鉈籠(なたかご)は、鉈の鞘の形をした扁平な竹組の籠で、掛花入として使われます。
千利休が、鉈を入れる鞘を掛花入に見立てたものといわれ、利休所持の「鉈鞘籠花入(なたのさやかごはないれ)」で、利休から藪内家初代藪中斎剣仲紹智に渡り、藪内家に伝来したものが有名です。
利休所持の「鉈鞘籠花入」は、内箱蓋表に利休の筆で「なたのさや 花入」、内箱蓋裏に藪内家五代不住斎竹心紹智が「利休所持 古紹智より伝来也」と記してあり、受筒には藪内家二代月心軒真翁紹智の花押があります。

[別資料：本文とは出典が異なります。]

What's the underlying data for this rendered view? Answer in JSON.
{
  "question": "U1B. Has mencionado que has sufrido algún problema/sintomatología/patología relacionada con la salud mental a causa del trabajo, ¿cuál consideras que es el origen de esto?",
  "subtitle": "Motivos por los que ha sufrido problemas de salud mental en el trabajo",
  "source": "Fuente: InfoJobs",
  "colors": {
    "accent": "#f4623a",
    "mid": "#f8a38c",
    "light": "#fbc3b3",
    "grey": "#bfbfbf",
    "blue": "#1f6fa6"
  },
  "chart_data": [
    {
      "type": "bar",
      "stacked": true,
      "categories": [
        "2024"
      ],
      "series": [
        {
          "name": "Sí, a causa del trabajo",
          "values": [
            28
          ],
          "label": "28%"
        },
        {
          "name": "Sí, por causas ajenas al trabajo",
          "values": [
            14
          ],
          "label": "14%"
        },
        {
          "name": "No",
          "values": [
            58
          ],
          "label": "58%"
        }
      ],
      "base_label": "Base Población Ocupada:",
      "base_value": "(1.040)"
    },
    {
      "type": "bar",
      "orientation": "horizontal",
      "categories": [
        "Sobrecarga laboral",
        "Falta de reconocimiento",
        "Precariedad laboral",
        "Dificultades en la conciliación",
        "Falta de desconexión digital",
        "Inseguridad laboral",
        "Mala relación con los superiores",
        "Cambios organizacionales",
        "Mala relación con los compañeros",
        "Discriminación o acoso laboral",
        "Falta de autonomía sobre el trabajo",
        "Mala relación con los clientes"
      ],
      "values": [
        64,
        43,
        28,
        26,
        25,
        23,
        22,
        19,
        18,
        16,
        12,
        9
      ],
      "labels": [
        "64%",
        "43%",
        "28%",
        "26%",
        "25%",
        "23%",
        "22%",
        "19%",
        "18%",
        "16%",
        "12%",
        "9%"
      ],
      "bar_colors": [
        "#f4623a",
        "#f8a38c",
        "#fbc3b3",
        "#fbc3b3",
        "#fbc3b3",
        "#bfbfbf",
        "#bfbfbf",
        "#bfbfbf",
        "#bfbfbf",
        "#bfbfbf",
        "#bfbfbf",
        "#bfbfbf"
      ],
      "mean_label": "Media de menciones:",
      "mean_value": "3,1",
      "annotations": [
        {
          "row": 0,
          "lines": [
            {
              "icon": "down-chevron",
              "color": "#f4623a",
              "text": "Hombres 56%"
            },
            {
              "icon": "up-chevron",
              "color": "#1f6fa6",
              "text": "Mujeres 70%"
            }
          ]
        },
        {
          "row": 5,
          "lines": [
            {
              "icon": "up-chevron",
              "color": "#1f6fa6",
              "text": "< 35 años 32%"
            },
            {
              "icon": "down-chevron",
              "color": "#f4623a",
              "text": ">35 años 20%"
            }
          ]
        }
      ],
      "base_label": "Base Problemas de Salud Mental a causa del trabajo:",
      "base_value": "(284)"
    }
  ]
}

この「鉈鞘籠花入」は、竹心の時に故あって山田家に与えられ、さらに竹田家に譲られたことが、竹の外箱書付に明らかです。
また、竹心筆の添状によると、剣仲の女婿にあたる古田織部がこの花入れを熱望しますが許されず、秘かに持ち帰ったところ、剣仲がひどく立腹したため、詫び状を添えて剣仲の元に花入を返したといいます。この詫び状は藪内家に現存しているといいます。
会記においては、『天王寺屋会記』天文18年(1549)正月9日の徳安の朝会に「一 柱ニなたのさやニ松・梅入」とあるのが初出といいます。